Single SQL helper, one read path

A new internal/storage/timescale.SourceCoverage struct:

type SourceCoverage struct {
    Source           string
    DistinctLedgers  int64
    ExpectedLedgers  int64
    MaxGapLedgers    int64   // largest contiguous gap >= threshold
    GapCount         int64
    DensityPct       float64 // distinct / expected
    GapFreePct       float64 // 1 - max_gap / expected
    LastUpdated      time.Time
}

func (s *Store) GetSourceCoverage(ctx context.Context, source string) (SourceCoverage, error)

/v1/diagnostics/ingestion calls GetSourceCoverage(source) per source instead of running computeSourceCoverage. Alerts can PromQL on the same gauges. There is one query, one struct, one truth.

Consequences

Positive

  • A future F-0020-class cascade is impossible to hide. The

coverage signal IS data state; there's no second-store-says-fine failure mode.

  • Cursor-derived false positives like 2026-05-29's "decoders <100%

because drain didn't write a cursor" stop happening. The drain writes data, the data-derived signal reflects it.

  • The /v1/diagnostics/ingestion response gets simpler: one

source-of-truth per number, fewer ways for the response to contradict itself.

  • The cursor-credit fix shipped tonight (commit 66efa65a,

drain-cascade-window upserts a backfill cursor on success) becomes redundant and can be reverted. Net code delete.

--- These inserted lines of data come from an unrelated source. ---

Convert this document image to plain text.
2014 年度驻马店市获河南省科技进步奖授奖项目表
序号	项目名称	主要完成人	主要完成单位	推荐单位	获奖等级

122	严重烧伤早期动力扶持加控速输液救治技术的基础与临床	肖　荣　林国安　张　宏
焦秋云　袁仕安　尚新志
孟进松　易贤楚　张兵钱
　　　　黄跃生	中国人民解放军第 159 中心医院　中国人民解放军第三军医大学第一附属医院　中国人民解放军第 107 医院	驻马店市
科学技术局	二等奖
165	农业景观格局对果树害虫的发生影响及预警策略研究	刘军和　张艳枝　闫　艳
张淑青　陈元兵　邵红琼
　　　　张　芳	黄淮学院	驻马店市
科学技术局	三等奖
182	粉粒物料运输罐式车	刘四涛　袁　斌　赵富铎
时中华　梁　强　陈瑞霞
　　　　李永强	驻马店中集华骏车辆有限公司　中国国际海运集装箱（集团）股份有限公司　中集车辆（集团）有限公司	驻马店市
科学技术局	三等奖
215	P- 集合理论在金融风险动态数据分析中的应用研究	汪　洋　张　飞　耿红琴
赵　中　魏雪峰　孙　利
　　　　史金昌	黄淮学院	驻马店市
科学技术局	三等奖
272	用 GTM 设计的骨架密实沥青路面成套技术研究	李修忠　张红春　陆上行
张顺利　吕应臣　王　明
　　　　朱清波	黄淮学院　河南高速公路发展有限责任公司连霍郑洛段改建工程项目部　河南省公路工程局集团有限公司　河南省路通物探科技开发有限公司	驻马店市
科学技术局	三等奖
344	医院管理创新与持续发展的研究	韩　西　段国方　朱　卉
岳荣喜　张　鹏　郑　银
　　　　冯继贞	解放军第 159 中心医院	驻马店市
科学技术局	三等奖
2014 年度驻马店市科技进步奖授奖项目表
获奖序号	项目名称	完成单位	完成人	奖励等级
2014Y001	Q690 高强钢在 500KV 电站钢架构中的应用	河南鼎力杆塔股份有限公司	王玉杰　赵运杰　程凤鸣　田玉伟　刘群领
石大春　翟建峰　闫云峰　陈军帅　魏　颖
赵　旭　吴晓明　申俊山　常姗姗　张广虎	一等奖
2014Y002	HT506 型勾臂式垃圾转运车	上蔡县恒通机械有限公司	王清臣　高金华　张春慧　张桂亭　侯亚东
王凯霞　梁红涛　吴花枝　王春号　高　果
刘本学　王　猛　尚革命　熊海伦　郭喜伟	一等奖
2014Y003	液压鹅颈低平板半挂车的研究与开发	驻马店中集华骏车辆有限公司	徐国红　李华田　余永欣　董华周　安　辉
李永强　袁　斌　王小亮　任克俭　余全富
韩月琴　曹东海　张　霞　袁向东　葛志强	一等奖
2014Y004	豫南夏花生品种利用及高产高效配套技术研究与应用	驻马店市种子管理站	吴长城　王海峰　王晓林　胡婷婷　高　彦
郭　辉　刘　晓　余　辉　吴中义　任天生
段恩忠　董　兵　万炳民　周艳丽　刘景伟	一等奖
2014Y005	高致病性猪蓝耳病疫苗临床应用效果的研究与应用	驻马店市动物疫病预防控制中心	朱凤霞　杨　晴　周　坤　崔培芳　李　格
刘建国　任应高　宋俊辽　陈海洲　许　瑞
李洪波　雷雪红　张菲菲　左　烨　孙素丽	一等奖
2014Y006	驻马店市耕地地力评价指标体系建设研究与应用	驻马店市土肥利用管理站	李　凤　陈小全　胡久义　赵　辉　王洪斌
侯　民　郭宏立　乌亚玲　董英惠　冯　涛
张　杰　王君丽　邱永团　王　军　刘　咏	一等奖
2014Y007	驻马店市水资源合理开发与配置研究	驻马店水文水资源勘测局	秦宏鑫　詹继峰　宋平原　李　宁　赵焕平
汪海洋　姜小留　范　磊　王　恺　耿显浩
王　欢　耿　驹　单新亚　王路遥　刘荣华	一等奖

  • Two-numbers framing (density + gap_free) lets us be honest

about sparse sources without misleading customers ("Blend auctions density 0.07%" is correct — the contract barely emits — but gap_free_pct = 1.0 says "we have everything that was emitted").

Negative

  • Adding count_distinct_ledger to the gap detector's per-target

scan adds one query per cycle per target. ~16 targets × 1 query × 30 min cycle = trivial.

  • Sources whose Soroban-event topic claims are narrower than the

reality (e.g. a decoder that ignores set_admin events but the contract emits them) will show artificially low density. The EVERY-event policy mitigates this — decoders MUST classify every topic the contract emits, even ones they route to a "noop" sink.

  • One migration to seed historical distinct_ledger counts so

the diagnostic doesn't show 0% during the first 30-min cycle after deploy. Manageable.

Neutral

  • Cursor inventory stays as-is structurally — just demoted in the

coverage projection. No data is deleted.

  • The 5-file source convention + EVERY-event policy + ADR-0030

lint guard all compose with this cleanly.

Alternatives considered

  • Patch the cursor inventory to always agree with data. Wires

the drain orchestrator + every backfill subcommand + live ingest to write coherent cursor rows. We did one step of this tonight (drain-cascade-window cursor-credit). Reduces drift but doesn't remove the duplication. Future bugs in this surface will keep surfacing the same class of incident.

  • Keep cursor-derived density, add gap-free as a second metric.

Surface both. Reduces customer confusion but keeps the two computation paths alive. Doesn't enable the LoC delete. Rejected: the goal is fewer sources of truth, not more cohabiting.

  • Real-time COUNT(DISTINCT) on every HTTP request. Too slow

on r1 (~5 min scan). Rejected.

Reference

  • Current cursor-derived implementation:

- internal/api/v1/diagnostics_ingestion.go:1043 cursorCoverageInterval - internal/api/v1/diagnostics_ingestion.go:1072 computeSourceCoverage - internal/api/v1/diagnostics_ingestion.go:743 buildBackfillCoverage

  • Current data-derived computation (target list):

- internal/storage/timescale/per_source_gaps.go:59 DefaultGapDetectorTargets

  • Migration to add: migrations/0048_distinct_ledger_metrics.up.sql

(creates supporting indexes if any are missing; the (contract_id, ledger DESC) and (topic_0_sym, ledger DESC) indexes from ADR-0029 already cover most cases).

  • ADRs touched: supersedes (in spirit, not formally) cursor-derived

density established implicitly in pre-rc.85 code; complements ADR-0030 (per-source coverage invariant); referenced by ADR-0032 (per-source tables as projections).